Int J Gen Med. 2024 Jul 19:17:3181-3192. doi: 10.2147/IJGM.S464904. eCollection 2024.

Abstract

Objective: Analyze risk factors for cardiac surgery-associated acute kidney injury (CSA-AKI) in adults and establish a nomogram model for CSA-AKI based on plasma soluble urokinase-type plasminogen activator receptor (suPAR) and clinical characteristics.

Methods: In a study of 170 patients undergoing cardiac surgery with cardiopulmonary bypass, enzyme-linked immunosorbent assay (ELISA) measured plasma suPAR levels. Multivariable logistic regression analysis identified risk factors associated with CSA-AKI. Subsequently, the CSA-AKI nomogram model was developed using R software. Predictive performance was evaluated using a receiver operating characteristic (ROC) curve and the area under the curve (AUC). Internal validation was performed through the Bootstrap method with 1000 repeated samples. Additionally, decision curve analysis (DCA) assessed the clinical applicability of the model.

Results: Multivariable logistic regression analysis revealed that being male, age ≥ 50 years, operation time ≥ 290 minutes, postoperative plasma suPAR at 2 hours, and preoperative left ventricular ejection fraction (LVEF) were independent risk factors for CSA-AKI. Employing these variables as predictive factors, a nomogram model was constructed, an ROC curve was generated, and the AUC was computed as 0.817 (95% CI 0.726-0.907). The calibration curve indicated the accuracy of the model, and the results of DCA demonstrated that the model could benefit the majority of patients.

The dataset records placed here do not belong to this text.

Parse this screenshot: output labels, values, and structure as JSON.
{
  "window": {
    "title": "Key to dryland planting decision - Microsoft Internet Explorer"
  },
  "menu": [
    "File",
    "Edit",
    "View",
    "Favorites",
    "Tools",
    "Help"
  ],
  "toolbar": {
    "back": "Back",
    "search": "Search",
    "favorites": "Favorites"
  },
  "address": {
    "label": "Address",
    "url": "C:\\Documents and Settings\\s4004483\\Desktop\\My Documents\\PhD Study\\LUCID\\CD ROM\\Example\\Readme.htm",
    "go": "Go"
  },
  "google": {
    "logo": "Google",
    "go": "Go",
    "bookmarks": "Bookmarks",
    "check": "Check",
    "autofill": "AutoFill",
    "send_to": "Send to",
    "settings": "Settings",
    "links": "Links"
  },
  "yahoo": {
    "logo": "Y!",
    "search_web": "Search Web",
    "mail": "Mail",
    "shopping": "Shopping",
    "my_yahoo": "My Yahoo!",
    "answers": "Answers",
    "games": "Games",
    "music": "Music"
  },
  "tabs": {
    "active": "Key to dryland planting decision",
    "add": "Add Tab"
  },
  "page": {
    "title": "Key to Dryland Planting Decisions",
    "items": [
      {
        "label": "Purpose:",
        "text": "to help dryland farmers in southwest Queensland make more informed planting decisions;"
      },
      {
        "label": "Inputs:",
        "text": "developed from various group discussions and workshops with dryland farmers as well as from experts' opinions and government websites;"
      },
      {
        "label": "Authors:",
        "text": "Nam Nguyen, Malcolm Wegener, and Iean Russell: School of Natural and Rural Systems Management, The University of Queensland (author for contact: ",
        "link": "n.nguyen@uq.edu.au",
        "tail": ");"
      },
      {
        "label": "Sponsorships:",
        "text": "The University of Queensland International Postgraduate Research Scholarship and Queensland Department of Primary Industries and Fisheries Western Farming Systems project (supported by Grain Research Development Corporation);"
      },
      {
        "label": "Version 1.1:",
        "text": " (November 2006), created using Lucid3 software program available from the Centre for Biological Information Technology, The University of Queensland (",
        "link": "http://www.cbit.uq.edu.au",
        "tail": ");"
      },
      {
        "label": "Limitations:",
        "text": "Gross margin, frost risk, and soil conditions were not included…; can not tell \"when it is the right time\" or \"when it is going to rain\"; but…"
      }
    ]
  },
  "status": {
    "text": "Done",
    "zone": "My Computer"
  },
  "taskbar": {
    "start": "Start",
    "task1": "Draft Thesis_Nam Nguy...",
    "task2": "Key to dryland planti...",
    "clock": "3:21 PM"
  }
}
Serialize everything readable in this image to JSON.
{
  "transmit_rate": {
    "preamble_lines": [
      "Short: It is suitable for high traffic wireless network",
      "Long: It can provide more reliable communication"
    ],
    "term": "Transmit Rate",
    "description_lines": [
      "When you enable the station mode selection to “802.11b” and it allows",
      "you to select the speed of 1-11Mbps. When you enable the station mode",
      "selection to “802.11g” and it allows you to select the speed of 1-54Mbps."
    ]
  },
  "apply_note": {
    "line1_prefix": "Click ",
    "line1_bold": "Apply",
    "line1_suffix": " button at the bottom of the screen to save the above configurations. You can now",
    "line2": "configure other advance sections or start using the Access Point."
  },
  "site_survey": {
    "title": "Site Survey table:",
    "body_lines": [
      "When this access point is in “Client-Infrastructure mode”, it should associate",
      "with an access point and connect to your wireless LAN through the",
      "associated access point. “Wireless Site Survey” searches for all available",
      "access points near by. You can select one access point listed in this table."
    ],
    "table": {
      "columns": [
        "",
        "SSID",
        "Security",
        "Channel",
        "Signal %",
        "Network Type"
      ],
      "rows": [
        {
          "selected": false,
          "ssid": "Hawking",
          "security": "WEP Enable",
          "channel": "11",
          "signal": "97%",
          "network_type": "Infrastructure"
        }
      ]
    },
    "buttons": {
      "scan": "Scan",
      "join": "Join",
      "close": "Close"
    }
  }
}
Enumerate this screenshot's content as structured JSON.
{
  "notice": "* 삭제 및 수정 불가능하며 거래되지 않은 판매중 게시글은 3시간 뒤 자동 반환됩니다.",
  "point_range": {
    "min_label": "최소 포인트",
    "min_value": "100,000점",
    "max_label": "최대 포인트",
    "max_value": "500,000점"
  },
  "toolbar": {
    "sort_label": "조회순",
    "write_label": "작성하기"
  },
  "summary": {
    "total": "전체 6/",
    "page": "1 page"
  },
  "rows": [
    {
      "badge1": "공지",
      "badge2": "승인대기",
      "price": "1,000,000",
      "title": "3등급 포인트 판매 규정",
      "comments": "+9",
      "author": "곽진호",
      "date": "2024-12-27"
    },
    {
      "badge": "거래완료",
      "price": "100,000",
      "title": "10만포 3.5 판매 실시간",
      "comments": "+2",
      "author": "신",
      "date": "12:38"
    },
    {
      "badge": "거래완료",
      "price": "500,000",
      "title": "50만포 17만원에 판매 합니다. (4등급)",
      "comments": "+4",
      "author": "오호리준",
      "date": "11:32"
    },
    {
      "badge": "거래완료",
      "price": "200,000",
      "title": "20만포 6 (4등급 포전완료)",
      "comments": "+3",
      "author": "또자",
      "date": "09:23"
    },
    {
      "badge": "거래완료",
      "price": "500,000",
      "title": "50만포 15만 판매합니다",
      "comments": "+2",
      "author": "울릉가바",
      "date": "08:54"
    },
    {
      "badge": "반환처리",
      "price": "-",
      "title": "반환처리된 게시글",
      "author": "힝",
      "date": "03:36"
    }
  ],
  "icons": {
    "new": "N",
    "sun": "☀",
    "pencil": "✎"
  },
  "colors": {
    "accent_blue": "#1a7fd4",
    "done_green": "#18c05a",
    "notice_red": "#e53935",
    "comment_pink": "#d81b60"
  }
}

Conclusion: Being male, age ≥ 50 years, operation time ≥ 290 minutes, low preoperative LVEF, and elevated plasma suPAR at 2 hours are independent risk factors for CSA-AKI. The nomogram model established based on these risk factors has high accuracy and clinical value, serving as a predictive tool for assessing the risk of CSA-AKI.

Keywords: acute kidney injury; cardiac surgery; nomogram; prediction model; risk factors.

Grants and funding

This research was funded by the Chongqing Natural Science Foundation Project (cstc2020jcyj-msxmX0022), Clinical technology Innovation Cultivation Project of Army Medical University (CX2019LC104), Major project of Logistics research Program of Army Medical University (ALJ18J001) and Precision kidney Therapy Research Program of Army Medical University (2023DZXZZ007).